В итоге мы получаем весьма низкое качество выпускников. Именно поэтому молодые специалисты среднего звена вынуждены учиться непосредственно на рабочем месте. Увеличившаяся нагрузка такой возможности не дает и просто выбила многих из практической медицины, что еще больше усилило кадровый голод.

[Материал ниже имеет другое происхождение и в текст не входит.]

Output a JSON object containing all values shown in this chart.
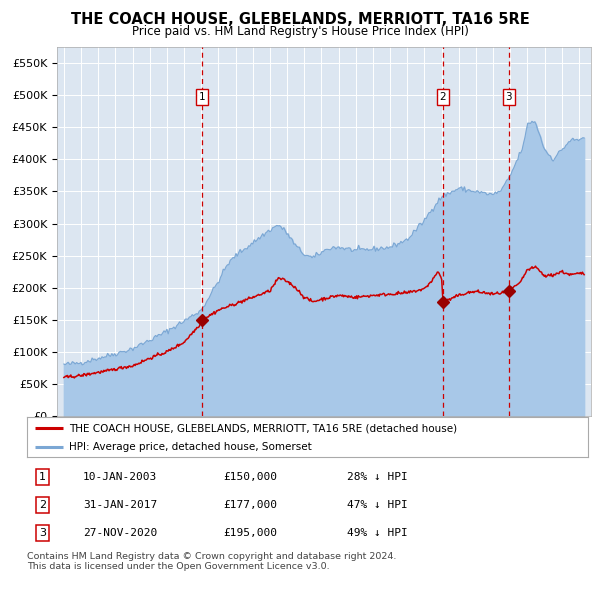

Сейчас много говорят про неквалифицированных врачей, которые «ничего не знают». На одного участкового терапевта сразу ложится мощная нагрузка, которая не оставляет времени на регулярное самообразование. Это приводит к профессиональному застою. Добавим к этому систему выбора лекарств: закупки препаратов по закону проходят по принципу «кто дешевле предложил». В итоге лечение происходит почти исключительно дженериками, качество которых вызывает вопросы. Мы получаем замкнутый круг, где врач постоянно вынужден лечить дженериками, а возможности получить какую-либо иную информацию о новых препаратах, методах лечения у него почти нет. Врач вынужден лечить тем, что есть. Поликлиническая система деградирует дальше.
В административном звене зачастую процветает кумовство и клановость. Но главной проблемой является невозможность медицинского персонала влиять на своих руководителей. Человек, занимающий административную должность, отрывается от реальности отделения или учреждения, которым руководит. На чем основываются его решения? Хорошо, если он открыт для критики, но чаще это не так. Это в меньшей степени касается администраторов низшего звена, потому что они продолжают вести клиническую деятельность, но чем выше уровень, тем больше руководитель оторван от непосредственных процессов. Я являюсь сейчас свидетелем развала как минимум одного НИИ и одного отделения: они развалились исключительно по причине качества руководства.
Профсоюзы вроде бы должны защищать работников от давления со стороны своих руководителей. Но они не работают, так как являются частью медицинских учреждений, и на них легко оказать давление. В профсоюзах нет юристов, в них те же врачи. Получается, что каждому работнику приходится защищаться самостоятельно, в том числе от руководства. Не все это могут, поэтому врачи и младший персонал беззащитны перед административным произволом. Понимаешь, что ротация руководства – это благо, и хотелось бы иметь возможность ее устраивать.
Вот с такой картинкой мы пришли к пандемии коронавируса. В результате «оптимизации» первичное звено не справляется с огромным количеством обращений: станции скорой помощи, поликлиники и муниципалитеты просто захлебнулись. Зачастую на небольшой город или район работает единственный врач-терапевт, а то, что нам вещают с экранов телевизоров, справедливо только про центральные города России. Они высосали кадры с периферии, еще больше обостряя все эти проблемы.
Мы подходим к важному рубежу. В результате демографической ямы 1990-х нас, медработников, не стало больше. Трудовая миграция до недавнего решала это хоть как-то, но в результате экономического курса России скоро даже иммигрантам будет невыгодно переезжать сюда. Люди пенсионного возраста, доля которых в здравоохранении все больше, уйдут из профессии. Коронавирус все эти проблемы обострил.
Проблем в здравоохранении очень много, а быстрых и дешевых путей их решения нет.